Usually austere in her choice of music and visuals, Karole Armitage opted for pleasure over mystique in Itutu. Singer Maï Lingani set the tone of the evening with her sensuality, both vocally and physically. Her band, Burkina Electric, which is from Burkina Faso in Africa, played irresistibly danceable music to accompany Armitage’s range of African, ballet, and contemporary movement. Also full of pleasure were the vibrant, shifting botanic backdrops by Philip Taaffe.

However, in the first big group section, some of Armitage’s dancers did not have the same sensuality as the singer/dancers of Burkina Electric. When they did the thrusting African movements, they smiled like cheerleaders—perhaps to make up for the lack of comfort with pelvic power. But as Itutu progressed, it gathered greater dimension from the pairing with the hybrid music, Armitage’s choreographic inventiveness, and the intimacy of the quiet moments.

The heart of the piece was a recurring duet between Megumi Eda of Armitage Gone! Dance and Zoko Zoko of the band. These gentle and riveting episodes emerged from the big patterns and celebratory atmosphere of Itutu. Eda was the sky to Zoko’s earth. The first time they almost touched but turned away from each other. The second time they touched, and the third time they entwined—two people from two radically different parts of the (art) world, honoring their cultures through their bodies, gradually getting together.
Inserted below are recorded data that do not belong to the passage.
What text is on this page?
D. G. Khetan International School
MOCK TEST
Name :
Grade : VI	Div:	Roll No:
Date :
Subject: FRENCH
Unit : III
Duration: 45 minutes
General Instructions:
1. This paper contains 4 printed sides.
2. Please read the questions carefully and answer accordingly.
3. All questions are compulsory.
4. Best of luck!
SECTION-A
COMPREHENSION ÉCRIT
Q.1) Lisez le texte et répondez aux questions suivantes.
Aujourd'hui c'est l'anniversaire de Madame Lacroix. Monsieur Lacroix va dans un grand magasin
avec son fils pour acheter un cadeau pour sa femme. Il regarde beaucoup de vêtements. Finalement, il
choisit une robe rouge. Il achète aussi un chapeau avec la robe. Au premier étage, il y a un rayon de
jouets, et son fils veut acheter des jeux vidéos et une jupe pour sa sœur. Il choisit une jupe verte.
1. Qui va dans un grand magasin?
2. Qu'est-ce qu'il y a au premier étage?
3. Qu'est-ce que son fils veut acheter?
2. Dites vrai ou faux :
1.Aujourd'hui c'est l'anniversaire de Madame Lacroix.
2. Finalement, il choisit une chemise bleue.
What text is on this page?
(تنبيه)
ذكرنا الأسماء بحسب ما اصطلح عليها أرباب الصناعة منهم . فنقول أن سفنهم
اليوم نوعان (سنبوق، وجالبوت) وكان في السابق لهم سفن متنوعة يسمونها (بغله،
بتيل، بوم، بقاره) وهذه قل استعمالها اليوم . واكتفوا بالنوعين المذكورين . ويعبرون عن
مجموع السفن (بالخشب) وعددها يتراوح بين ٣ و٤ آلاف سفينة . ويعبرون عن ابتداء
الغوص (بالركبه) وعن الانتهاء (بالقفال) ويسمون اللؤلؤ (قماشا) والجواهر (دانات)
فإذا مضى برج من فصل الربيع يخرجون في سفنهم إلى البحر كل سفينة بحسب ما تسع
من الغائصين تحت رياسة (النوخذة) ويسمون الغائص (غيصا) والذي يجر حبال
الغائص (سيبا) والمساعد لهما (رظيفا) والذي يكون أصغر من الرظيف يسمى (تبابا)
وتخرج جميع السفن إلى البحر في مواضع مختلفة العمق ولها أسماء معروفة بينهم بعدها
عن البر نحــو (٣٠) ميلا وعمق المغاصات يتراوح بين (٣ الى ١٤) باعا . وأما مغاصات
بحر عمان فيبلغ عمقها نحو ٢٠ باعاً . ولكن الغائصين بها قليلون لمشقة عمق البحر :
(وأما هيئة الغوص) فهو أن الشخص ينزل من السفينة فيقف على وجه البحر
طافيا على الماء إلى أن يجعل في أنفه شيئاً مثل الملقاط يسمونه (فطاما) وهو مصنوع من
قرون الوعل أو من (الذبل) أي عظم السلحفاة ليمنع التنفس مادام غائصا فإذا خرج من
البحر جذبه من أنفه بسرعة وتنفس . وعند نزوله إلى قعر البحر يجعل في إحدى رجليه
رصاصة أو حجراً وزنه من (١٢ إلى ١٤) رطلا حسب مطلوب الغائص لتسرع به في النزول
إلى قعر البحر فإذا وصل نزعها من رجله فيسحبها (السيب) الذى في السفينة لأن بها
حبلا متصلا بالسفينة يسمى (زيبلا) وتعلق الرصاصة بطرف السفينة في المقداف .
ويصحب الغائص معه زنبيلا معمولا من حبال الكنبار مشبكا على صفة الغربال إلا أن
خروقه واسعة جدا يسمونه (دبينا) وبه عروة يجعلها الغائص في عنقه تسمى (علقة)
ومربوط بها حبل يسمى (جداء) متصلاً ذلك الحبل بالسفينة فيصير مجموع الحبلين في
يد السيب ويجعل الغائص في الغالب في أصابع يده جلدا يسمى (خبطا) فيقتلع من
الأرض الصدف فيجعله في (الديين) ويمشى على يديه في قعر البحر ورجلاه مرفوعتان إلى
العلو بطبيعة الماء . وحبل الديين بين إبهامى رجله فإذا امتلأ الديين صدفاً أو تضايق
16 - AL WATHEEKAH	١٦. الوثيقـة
A fantastically sinuous dancer, Eda was completely herself in these pairings, not trying to be African. Yes, the over-the-top extensions were rampant, as in any Armitage piece, but Eda did other lovely things with her body like floating, scissoring, and wilting. Zoko Zoko was grounded and undulating and seemed to be healing her of something. The third duet was as oddly beautiful as Armitage’s best work.


Other standout dancers were Leonides Arpon, whose go-for-broke energy wiped out all questions of cultural authenticity, and Kristina Bethel-Blunt, who delivered hyper split kicks and African chest beats with equal flair.

Armitage has long been interested in putting disparate cultural elements together, letting them retain their own styles. Surely the fact that Lukas Ligeti, the son of one of her favorite composers Györgi Ligeti, is a member of Burkina Electric, was a deciding factor in choosing this wonderful band of dancing musicians. Ultimately, she allowed the band to guide her to a new place choreographically.